I’ve always like how pi has digits that go on forever, since it is an irrational number. The Secrets of Succession chapter covers sequences of numbers. It mentions the Online Encyclopedia of Integer Sequences, which I had never heard of before. For example, the Fibonacci sequence has many notes, while other sequences are not as full.

I am reading another book that connects numbers with physics, and I learned that Fibonacci was not his real name. “The man’s full name was Leonardo of Pisa, or Leonardo Pisano in Italian. He was born in about 1175 in Pisa, a Tuscan town famous for its Leaning Tower. The name Fibonacci [pronounced fib-on-ach-ee] is short for ‘filius Bonacci’ or ‘son of Bonacci.’”

Overall, if someone is mathematically inclined, it is a fun read.

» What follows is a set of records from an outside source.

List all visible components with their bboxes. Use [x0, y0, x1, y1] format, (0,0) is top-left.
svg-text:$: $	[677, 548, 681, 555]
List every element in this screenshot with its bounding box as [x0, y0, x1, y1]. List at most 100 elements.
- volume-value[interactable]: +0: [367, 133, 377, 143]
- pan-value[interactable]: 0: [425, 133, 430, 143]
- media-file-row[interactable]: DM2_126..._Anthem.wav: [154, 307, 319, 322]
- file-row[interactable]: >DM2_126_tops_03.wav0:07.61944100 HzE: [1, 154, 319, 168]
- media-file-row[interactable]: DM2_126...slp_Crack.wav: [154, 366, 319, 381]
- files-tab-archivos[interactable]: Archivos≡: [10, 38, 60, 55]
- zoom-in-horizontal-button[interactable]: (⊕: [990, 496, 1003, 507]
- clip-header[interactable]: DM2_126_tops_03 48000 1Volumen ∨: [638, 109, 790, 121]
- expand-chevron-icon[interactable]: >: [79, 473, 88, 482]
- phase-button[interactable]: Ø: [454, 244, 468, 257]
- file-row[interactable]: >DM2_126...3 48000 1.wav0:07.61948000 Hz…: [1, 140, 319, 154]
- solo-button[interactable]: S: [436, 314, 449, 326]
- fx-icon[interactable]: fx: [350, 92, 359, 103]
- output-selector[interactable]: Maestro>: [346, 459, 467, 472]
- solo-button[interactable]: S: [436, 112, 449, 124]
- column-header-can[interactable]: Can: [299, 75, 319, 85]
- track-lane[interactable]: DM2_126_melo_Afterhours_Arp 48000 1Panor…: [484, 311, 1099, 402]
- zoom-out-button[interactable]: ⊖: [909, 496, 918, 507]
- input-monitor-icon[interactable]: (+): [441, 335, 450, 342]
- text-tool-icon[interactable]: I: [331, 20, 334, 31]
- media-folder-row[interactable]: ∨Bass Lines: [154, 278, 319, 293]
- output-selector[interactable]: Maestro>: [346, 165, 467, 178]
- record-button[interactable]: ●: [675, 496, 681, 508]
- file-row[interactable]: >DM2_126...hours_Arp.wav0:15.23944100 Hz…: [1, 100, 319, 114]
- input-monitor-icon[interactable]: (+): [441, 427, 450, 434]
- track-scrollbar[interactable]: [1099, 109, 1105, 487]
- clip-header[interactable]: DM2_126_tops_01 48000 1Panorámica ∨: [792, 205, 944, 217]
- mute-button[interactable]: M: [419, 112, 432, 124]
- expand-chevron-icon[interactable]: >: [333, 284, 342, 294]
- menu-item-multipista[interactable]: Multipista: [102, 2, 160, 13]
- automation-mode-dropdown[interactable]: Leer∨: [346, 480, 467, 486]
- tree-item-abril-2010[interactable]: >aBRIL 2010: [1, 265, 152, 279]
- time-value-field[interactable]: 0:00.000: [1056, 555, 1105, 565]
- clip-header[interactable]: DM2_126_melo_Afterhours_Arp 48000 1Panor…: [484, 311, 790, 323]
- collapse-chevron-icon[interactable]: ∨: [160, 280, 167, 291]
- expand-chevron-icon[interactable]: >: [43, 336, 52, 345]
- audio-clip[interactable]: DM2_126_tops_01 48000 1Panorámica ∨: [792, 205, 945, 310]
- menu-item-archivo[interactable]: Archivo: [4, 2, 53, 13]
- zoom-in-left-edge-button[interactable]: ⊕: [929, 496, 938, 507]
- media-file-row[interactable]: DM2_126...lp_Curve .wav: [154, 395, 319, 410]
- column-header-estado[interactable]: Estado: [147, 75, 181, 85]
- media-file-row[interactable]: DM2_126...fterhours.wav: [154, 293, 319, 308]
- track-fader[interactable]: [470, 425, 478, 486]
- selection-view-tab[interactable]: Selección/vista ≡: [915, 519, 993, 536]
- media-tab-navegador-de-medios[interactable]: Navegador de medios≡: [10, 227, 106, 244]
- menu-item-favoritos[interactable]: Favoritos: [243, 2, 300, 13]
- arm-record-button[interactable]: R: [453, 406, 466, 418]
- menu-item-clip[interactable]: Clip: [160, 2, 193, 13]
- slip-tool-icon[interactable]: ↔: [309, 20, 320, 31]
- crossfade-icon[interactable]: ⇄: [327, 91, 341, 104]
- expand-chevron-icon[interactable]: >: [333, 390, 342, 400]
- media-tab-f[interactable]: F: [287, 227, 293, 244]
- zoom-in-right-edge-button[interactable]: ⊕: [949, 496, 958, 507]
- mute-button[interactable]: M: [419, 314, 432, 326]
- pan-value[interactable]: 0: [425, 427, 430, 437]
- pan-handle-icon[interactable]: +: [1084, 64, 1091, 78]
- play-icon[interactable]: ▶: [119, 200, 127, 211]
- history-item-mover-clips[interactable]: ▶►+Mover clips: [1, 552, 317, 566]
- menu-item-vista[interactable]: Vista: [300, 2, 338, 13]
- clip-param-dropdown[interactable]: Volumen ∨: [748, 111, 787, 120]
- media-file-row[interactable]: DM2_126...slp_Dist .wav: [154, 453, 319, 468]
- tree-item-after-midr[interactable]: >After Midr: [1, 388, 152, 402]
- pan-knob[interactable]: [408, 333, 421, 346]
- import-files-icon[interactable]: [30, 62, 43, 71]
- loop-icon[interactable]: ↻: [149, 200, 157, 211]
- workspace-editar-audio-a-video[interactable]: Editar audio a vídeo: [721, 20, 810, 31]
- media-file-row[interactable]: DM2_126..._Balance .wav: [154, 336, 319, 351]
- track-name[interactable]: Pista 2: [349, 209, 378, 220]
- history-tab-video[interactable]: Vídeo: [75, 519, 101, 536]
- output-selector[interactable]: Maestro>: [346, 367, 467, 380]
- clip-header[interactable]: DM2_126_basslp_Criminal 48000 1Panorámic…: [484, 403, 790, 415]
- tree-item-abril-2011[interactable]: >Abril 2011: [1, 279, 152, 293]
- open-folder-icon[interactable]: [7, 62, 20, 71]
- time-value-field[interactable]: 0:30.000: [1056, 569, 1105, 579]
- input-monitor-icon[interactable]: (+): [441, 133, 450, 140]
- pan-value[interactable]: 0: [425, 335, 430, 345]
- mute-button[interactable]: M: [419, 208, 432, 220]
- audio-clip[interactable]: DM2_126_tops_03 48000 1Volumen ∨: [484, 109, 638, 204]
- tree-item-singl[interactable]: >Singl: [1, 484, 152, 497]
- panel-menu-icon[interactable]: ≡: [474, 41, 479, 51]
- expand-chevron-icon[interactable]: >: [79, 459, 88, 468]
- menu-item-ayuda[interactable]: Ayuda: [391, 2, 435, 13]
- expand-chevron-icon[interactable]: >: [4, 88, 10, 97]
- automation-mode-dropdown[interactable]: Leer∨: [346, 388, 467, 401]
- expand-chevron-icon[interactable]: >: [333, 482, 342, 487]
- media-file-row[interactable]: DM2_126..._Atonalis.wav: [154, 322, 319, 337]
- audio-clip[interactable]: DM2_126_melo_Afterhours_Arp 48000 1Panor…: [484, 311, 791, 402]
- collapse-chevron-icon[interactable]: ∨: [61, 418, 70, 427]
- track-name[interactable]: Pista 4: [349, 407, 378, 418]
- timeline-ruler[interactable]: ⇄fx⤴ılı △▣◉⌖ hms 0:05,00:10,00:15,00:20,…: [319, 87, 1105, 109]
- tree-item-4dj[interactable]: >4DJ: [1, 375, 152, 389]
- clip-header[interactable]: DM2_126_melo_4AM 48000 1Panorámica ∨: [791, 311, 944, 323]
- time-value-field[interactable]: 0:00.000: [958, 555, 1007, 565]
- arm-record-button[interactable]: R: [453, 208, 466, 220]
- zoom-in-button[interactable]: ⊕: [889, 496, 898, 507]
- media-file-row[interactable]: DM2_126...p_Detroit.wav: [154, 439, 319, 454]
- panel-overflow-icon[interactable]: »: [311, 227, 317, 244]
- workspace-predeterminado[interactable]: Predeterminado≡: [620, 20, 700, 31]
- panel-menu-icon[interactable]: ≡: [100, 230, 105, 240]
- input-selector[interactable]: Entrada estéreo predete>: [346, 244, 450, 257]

Is God a Mathematician? – The book doesn’t answer that question

I recently read the book, Is God a Mathematician by Mario Livio. I picked it up at the JeffCo Libraries Whale of a Book Sale. I figured the book would not answer the question posed by the title, but I thought it would talk a little bit more about logical proofs for or against an all powerful being. In a way, I am glad that it did not do that. It was mostly on the question, is mathematics invented, or is it discovered?

My favorite chapter was probably chapter 5 on statistics and probability. I learned a little bit more about how games of chance helped influence mathematical thought. They discussed games of chance on pages 138-140, but it was involving dice. I thought that card games influenced mathematical thinkers more when it came to chance and probability of winning various hands of cards. That didn’t seem to come up in the book.

I guess I am on the side of the fence for mathematics being discovered. I think that prime numbers and the number pi exist with or without human involvement. It is just up to us to find them in the world of mathematics. But, math is more than just numbers, it also involves concepts such as functions, and algebraic concepts of unkowns in formulas. There is a lot of math in physical concepts such as waves of light or the Navier-Stokes equations in fluid dynamics. That math would still exist even if we did not find them. Other intelligent life forms would probably also know about pi, prime numbers, the speed of light in a vacuum, E = mc2, and the Navier-Stokes equations.

However, we can invent different ways to communicate the concepts of mathematics, just as calculus can be communicated using different terminology. So, the way to communicate mathematics can be invented.

Anyway, it was a good book. It was not earthshaking, and it did not answer the main question in the title, but it was an interesting read.